Did this as a quick sketch in Starbucks the other day then refined on the computer. Did some heavy experimenting with techniques, process, and tools and made this using methods that I did not usually use before.
I've used a great amount of many different techniques for digitizing lettering from scanning and live trace to recreating 100% with the pen tool, to simply photographing actual sketches. This is the first time I have used Illustrator CS5's stroke width tool (shift+w). I've avoided it for a long time because I found it rather clunky at times, but I think that was just my unwillingness to patiently tame the tool.
I still have a long ways to go in mastering the tool, but thought I'd share the outcome of my practice. What you see here was made with a single pen tool stroke which was then modified with the stroke width tool. (after that the stroke was expanded and then some more advanced techniques were used to achieve the overlap effect. I did a video on it before).
I'm not quite sure how I feel about the approach just yet. As of right now, I don't feel that I have quite the control I'd like over the feel of the letters using this method, however this was my very first attempt with it, so that will inevitably improve. Though it didn't save any time in this instance, once I've mastered the tool I can see it saving time in the future compared to other methods I've used.
Large View: http://seanw.es/DEtf
over 1 year ago
Love the loopdeloop going into the t's there.
Looks good, Sean! Question, how did you handle the "stenciling" where the lines overlap? I only ask because I seem to be trying a new way on every damn project I do, lol.
Ryan see above comment for video. (disclaimer: it's very tedious)

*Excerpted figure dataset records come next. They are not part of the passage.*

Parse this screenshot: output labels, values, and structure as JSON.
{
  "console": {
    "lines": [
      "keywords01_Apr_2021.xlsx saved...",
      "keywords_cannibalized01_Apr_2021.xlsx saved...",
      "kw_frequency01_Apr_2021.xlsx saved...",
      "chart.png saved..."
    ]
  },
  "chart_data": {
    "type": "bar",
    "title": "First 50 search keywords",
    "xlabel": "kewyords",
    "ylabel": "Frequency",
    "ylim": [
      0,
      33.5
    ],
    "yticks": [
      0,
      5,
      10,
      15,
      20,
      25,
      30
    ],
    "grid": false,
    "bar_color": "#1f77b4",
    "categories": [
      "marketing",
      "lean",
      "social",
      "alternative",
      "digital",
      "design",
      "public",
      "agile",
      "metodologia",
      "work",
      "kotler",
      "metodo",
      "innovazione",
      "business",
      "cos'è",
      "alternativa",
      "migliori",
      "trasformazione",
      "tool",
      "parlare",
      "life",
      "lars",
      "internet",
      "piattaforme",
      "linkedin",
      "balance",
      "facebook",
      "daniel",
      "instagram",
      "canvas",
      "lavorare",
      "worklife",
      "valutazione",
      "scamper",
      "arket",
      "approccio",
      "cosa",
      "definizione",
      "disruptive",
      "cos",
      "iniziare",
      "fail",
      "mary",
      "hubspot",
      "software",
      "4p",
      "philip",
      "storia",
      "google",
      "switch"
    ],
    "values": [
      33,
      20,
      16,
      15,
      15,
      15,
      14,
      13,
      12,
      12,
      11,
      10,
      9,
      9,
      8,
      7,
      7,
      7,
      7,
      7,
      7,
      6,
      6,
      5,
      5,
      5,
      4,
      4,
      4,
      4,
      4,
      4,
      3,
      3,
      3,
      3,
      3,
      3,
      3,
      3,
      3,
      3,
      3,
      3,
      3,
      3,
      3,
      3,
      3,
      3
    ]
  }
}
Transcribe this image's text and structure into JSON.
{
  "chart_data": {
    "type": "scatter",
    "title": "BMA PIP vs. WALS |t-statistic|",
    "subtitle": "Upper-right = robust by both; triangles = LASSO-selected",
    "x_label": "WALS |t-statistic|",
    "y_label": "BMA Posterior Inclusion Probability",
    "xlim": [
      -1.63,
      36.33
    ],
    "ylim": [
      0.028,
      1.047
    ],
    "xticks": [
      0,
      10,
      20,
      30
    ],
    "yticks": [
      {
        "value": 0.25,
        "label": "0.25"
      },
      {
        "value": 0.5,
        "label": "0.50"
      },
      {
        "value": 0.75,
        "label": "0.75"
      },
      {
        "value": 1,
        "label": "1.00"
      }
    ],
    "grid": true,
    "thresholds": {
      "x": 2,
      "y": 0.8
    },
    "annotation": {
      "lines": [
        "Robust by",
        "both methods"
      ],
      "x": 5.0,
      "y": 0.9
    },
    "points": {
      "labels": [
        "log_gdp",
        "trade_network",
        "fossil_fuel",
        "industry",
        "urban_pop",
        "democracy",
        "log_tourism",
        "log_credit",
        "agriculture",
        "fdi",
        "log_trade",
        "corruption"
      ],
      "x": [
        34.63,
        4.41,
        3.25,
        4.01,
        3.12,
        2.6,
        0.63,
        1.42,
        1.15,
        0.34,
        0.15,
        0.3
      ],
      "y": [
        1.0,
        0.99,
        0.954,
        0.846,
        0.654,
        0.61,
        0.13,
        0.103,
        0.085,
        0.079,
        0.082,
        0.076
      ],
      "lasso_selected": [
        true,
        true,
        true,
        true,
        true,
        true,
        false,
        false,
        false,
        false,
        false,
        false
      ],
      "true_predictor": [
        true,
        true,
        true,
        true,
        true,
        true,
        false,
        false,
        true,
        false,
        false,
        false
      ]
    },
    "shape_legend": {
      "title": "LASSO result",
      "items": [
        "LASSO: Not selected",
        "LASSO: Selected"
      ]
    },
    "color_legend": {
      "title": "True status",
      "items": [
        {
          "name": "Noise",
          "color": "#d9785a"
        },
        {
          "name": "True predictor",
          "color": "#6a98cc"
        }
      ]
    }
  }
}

The line width tool is tough to master, and really the best results come from a combination of it and normal pen tool stuff. What I've found helped the most with the line width tool was to, before you ever even touch the tool, make sure that your line work is using as little anchor points as possible. Any anchor point should be seen as an opportunity for the line width tool to screw up.
This has helped me quite a bit, and really helps polish the letterforms, removing annoying kinks
Oooh! I like!
Heh, that's almost exactly how I typically do it.
It's fast, but you can kind of catch me doing the same thing in this video. Just feels like there's gotta be a better way, lol.
Awesome, this looks really good (those swashes at the top are beautiful). Thanks a lot for detailing your process, I've always been curious as to how that tool works in context as I don't have cs5. Good to hear your thoughts on it.
hahaha thats your video!!! awesome man, I found that on youtube about two weeks ago and have been using that technique for every shadow since then. I was trying to find out who did that video too!
ALSO: I found this video awhile back of jessica hische doing work with the width tool. http://vimeo.com/16856820
Ryan, all the kids these days want their filters, plugins and corner-cutters. =P I think some of the best outcomes are a result of care and time. Reminds me of an illustration i saw once of a furry character. Someone commented asking how did they make him look "hairy", or if there was a filter/plugin. The artist simply explained that he hand drew every hair.
That said, soon as I figure out a way to speed up this process, I'll let you know! ;)
Neil, haha awesome! So glad it helped out and that's neat you randomly found the video on your own!